Example: Curious about that fancy fruit that you’ve seen at the grocery store? Treat yourself to it and cut it up into a beautiful bowl.



Be realistic and reward.

Be realistic about the goals you set for yourself. Choose a goal that you know you can achieve. This will help build your confidence and set you up for long-term success. Reach for low hanging fruit - literally!  When declaring your goals, try to focus on the easiest goals to attain first and once those have been achieved, take the next step towards something a little more challenging. After all, Rome wasn't built in a day!

Think about:   

  • What will you do to start your new workout routine? What three days a week will you designate for your minimum workouts? What type of workout will you participate in? Will it be walking, swimming, or weights?
  • How much time will you be designating to each workout? An hour? A half hour? Or, even 15 minutes?
  • Where will you workout? At home? At the gym? With your girlfriend, walking around the neighborhood?

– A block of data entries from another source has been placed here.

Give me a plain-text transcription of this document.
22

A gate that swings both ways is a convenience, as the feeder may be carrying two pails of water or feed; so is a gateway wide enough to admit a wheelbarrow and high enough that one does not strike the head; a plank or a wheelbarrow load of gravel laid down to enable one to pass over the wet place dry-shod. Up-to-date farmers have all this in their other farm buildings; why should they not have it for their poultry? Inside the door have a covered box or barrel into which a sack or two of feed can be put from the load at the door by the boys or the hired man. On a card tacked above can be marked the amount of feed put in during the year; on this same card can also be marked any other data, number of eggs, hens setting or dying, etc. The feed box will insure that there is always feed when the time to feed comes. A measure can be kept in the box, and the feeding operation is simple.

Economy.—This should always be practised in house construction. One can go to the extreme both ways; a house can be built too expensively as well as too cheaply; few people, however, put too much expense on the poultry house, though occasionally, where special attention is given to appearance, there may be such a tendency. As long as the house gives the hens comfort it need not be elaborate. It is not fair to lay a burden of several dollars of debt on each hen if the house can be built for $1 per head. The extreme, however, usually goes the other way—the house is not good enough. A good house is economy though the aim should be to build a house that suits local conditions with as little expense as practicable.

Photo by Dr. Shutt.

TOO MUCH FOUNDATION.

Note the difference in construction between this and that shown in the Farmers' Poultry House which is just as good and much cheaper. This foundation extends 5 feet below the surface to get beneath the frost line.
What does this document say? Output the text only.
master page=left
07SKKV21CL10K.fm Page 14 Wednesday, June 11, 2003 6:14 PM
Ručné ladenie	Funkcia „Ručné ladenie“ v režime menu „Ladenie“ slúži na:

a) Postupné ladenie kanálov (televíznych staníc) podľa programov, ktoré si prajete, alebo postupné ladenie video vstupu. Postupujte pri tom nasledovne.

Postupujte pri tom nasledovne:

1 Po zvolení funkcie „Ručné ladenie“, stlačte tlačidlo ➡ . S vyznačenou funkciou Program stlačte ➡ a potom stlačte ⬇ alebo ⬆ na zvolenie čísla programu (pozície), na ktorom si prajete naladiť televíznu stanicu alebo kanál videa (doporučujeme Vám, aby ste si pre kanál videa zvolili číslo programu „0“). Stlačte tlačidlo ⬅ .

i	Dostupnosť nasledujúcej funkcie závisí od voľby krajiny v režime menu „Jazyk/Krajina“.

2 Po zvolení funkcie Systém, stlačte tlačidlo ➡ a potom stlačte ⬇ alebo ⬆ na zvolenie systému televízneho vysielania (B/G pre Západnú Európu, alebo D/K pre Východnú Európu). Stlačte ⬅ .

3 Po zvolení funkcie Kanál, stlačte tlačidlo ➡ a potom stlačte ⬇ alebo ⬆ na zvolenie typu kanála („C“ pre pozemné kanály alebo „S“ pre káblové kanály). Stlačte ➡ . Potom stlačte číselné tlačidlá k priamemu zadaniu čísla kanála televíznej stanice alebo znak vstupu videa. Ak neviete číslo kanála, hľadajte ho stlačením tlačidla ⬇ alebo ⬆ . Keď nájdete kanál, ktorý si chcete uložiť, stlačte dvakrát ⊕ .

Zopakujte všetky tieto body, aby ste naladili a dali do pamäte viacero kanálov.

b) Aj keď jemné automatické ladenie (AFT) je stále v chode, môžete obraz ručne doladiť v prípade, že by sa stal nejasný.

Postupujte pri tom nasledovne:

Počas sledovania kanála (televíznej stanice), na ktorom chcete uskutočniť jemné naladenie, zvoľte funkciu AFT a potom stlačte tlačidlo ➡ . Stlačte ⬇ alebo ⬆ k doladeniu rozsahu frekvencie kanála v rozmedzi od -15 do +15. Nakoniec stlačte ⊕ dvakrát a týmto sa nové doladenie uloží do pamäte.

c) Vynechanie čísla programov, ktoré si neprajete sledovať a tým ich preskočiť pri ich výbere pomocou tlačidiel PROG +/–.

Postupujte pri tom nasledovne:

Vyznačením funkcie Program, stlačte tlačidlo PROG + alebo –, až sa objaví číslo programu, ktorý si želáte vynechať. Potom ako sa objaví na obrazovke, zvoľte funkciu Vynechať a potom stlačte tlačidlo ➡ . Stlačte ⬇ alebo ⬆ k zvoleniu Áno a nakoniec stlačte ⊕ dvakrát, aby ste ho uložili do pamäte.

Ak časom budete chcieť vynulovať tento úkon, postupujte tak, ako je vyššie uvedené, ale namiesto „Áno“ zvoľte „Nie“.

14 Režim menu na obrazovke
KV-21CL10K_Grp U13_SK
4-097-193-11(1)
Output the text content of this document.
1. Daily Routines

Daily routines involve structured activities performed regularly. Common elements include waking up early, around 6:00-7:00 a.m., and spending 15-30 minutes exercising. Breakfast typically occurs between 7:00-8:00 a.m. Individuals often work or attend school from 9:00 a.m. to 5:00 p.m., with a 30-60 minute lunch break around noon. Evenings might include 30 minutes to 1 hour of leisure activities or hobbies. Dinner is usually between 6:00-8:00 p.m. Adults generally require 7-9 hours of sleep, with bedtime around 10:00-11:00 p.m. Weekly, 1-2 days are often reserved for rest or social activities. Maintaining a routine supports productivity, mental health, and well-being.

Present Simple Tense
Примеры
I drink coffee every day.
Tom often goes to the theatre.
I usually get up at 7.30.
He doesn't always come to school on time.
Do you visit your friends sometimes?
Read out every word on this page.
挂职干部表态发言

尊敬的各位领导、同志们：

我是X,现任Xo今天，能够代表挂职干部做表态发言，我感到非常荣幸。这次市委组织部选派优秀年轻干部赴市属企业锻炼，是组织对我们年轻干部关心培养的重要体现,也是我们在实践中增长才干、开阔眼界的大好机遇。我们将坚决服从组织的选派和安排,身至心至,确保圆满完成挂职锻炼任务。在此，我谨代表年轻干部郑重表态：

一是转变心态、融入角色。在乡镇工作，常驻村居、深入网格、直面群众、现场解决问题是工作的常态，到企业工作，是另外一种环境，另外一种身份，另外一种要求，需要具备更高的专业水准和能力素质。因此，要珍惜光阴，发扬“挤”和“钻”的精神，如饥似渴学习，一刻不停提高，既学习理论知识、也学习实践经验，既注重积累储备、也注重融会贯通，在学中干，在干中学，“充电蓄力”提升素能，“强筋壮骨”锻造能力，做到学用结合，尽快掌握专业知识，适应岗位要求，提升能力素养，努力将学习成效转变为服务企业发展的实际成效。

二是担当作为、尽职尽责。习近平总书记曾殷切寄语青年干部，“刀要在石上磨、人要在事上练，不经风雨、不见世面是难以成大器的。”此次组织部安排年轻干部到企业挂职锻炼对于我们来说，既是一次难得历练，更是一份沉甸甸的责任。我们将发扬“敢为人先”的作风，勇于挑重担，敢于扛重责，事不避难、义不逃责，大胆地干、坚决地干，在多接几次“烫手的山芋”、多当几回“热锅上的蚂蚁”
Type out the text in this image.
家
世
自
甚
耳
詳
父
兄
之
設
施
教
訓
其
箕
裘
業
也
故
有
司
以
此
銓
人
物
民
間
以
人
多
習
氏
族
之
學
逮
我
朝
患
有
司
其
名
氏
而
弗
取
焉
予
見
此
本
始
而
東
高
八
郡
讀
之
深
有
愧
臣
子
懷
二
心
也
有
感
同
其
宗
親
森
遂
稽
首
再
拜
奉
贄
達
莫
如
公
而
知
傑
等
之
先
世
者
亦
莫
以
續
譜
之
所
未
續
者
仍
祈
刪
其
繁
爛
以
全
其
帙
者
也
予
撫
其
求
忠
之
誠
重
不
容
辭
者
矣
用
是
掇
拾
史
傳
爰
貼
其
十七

Example: Start with a 15 minute workout or activity as opposed to a full hour if beginning a exercise regime, and begin with three days a week as opposed to six days a week.



Give yourself a Time Frame.

Give yourself a period of time or a target date to work on achieving your goal. A time frame will help keep you focused and motivate you to reach your goal. One week to one month is usually a good time frame to start with. Start with baby steps by giving yourself one goal for the first week, adding on additional goals every week once you have mastered your individual goals. Plan ahead and be prepared for obstacles.

Think About:

  • What will make it hard for you to reach your goal? Temptations such as dessert? Making the time to work towards achieving your goals?
  • What can you do about that now? Replacing dessert with healthier options such as a fruit? Allocating one hour a day to making progress with your goal?

Plan ahead for when you have parties or family gatherings so you don’t loose track of your new healthy lifestyle. Remember the reasons why achieving your goal is important to you.


Example: Improved health or having more energy to play with your kids may be the reason behind your goal. Remembering this will help you to stay motivated.

Tell others about your goal and share the progress you are making. Celebrate your successes no matter how small.